Sunday, 31 July 2011

The Grandiflora Tree, by Shonagh Koea

It is surprising how little information there is about Shonagh Koea on the internet. Apparently 'The Grandiflora Tree', her first novel, sold about 7000 copies, which is excellent for a New Zealand novel. (No chance of making a living out of it, I guess.)

Perhaps the reason for the lack of writing about her is that she wrote it well before people started writing book reviews on their blogs, but still, you would think she would have her own wikipedia entry. She doesn't. It is faintly possible that she deleted it herself.

After Husband read another of her novels, "Staying Home and Being Rotten", he said that he was quite surprised, because she was a New Zealand novelist, and he liked her. I felt the same. I don't go in for New Zealand literature in a big way. No, not even Katherine Mansfield, even though she is a relative.

So I had pretty high hopes for The Grandiflora Tree, but they weren't quite realised. It was kind of similar to "Staying Home and Being Rotten" but I liked the latter much more (as far as I can recall, 15 years later). I might read it again.

The first reason that The Grandiflora Tree annoyed me was that I felt like the author hadn't really experienced grief, and was making a very good guess at what grief feels like, but somehow getting it exactly wrong. So I googled her to find out whether my feeling was correct, and discovered, that in fact, Shonagh Koea did write this book after the death of her husband, so we have to accept that she knew all about grief. Not that I am equating the novelist with the narrator.

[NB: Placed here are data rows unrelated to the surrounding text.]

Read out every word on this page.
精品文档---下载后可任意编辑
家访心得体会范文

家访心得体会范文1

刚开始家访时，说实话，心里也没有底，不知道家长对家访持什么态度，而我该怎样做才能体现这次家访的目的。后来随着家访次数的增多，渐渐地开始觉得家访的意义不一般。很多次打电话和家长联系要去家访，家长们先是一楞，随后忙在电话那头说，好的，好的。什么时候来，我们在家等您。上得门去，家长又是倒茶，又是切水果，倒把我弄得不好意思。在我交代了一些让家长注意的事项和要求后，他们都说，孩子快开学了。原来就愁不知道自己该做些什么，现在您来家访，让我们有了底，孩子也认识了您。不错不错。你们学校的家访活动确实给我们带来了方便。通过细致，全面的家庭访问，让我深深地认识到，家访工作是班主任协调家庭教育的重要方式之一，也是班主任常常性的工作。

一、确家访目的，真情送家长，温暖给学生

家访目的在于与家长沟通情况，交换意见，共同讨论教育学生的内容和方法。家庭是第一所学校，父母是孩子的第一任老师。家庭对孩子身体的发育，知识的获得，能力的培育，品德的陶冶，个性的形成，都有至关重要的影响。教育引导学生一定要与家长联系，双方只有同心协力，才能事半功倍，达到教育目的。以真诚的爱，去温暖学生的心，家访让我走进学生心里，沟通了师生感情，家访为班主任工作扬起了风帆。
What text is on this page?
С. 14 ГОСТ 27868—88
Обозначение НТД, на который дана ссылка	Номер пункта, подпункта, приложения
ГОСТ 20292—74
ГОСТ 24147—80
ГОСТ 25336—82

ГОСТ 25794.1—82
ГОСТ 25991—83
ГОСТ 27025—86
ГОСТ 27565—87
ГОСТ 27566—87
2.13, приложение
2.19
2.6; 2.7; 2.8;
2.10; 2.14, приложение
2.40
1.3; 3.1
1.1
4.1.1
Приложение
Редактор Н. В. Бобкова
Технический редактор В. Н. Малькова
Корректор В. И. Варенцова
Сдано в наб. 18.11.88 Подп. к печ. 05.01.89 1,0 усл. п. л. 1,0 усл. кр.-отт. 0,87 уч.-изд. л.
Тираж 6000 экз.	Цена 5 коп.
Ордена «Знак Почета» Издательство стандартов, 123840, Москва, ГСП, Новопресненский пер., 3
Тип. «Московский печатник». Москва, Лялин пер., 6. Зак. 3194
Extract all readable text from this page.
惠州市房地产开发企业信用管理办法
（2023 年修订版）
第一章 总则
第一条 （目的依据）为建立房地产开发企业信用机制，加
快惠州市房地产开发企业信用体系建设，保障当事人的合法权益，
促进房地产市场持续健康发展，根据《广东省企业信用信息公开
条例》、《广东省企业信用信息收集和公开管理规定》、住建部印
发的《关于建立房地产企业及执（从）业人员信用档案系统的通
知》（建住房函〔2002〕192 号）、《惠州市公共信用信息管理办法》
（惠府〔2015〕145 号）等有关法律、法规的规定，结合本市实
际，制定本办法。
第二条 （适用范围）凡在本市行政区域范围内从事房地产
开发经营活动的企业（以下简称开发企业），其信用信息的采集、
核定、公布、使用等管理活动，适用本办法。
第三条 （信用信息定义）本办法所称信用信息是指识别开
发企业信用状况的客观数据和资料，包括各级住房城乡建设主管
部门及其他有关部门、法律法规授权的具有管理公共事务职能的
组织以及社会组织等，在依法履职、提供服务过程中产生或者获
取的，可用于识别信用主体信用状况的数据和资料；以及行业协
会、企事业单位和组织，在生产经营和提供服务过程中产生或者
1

I guess we just have to come back to the platitude that "people grieve differently" - which is something that it is important to know - something that you often only learn the hard way, when your grief isn't how you thought it would be, thought it should be. So Koea's protagonist, Bernardette, wants to be left alone by well-meaning well-wishers who say the wrong thing. This is the exact opposite of what I wanted. I wanted people to ring me up and tell me that they didn't know what to say, but they felt like they needed to say something.

The problem is not so much that Bernardette grieved differently from me, or anyone else I know who has grieved, but that her grieving does not seem realistic. Of course, one should not assume that the novelist's aim was a realistic depiction of a grieving widow. The novel is quite stylised, and repetitive, almost chorus-like. The well-wishers pretty much all say the same (wrong) thing, which is, "you must be devastated". Or, "your life must suck". You can see why that would get annoying. There are one or two events in the novel in which the narrator is consoled by other people, but oddly, they are isolated events, which do not detract from the overall narrative flow, which is towards further despair and loneliness and hopelessness. For some reason Bernardette recognises that these few people have consoled her, and even thanks them, but she does not manage to make further contact with these people.

Instead, as the novel progresses, she delves back in time and remembers more of her relationship with the dead husband. It becomes obvious early on that he was a complete see-you-next-Tuesday, but worse and worse behaviour is revealed as the chapters go by. And one cannot help but wonder what exactly Bernardette is grieving for. The blurb actually describes this book as a love story, which is bizarre. The only explanation I can think of is that love stories might sell more copies. I guess you don't write "repetitive dirge" on the back of a paperback.

So yes, in sum, the book is about a woman who grieves in isolation and bitterness for a husband who was a heartless bore and whom she hated. And the husband is so boring that it is a pity so much of his diary is included in the novel, because unfortunately, we get to find out how boring he is for ourselves.

But there is more to it than that of course. I sound like I am describing a book that I really didn't like, but it is strangely readable all the same. Strangely it draws you back in. And there is almost an air of triumph about Bernardette's mad determination to turn away all well-wishers and be alone. I think it might be the triumph of being cleverer than the husband and the well-wishers. Of being somehow saner. Of seeing through the lies and the nonsense that we wrap death up in. So yeah, I kind of liked it.

At the same time, you almost have to be Russian to write a book this desolate. If you are going to go mad mourning the man who treated you like shit your whole life, best to be stuck in a shack in Siberia starving and freezing to death as well. References to being low on firewood don't have the same resonance in New Plymouth.

What is Shonagh Koea really like? Bullshit-free, we know that much. Perhaps that is why she is the only kiwi novelist for grown ups whom I like.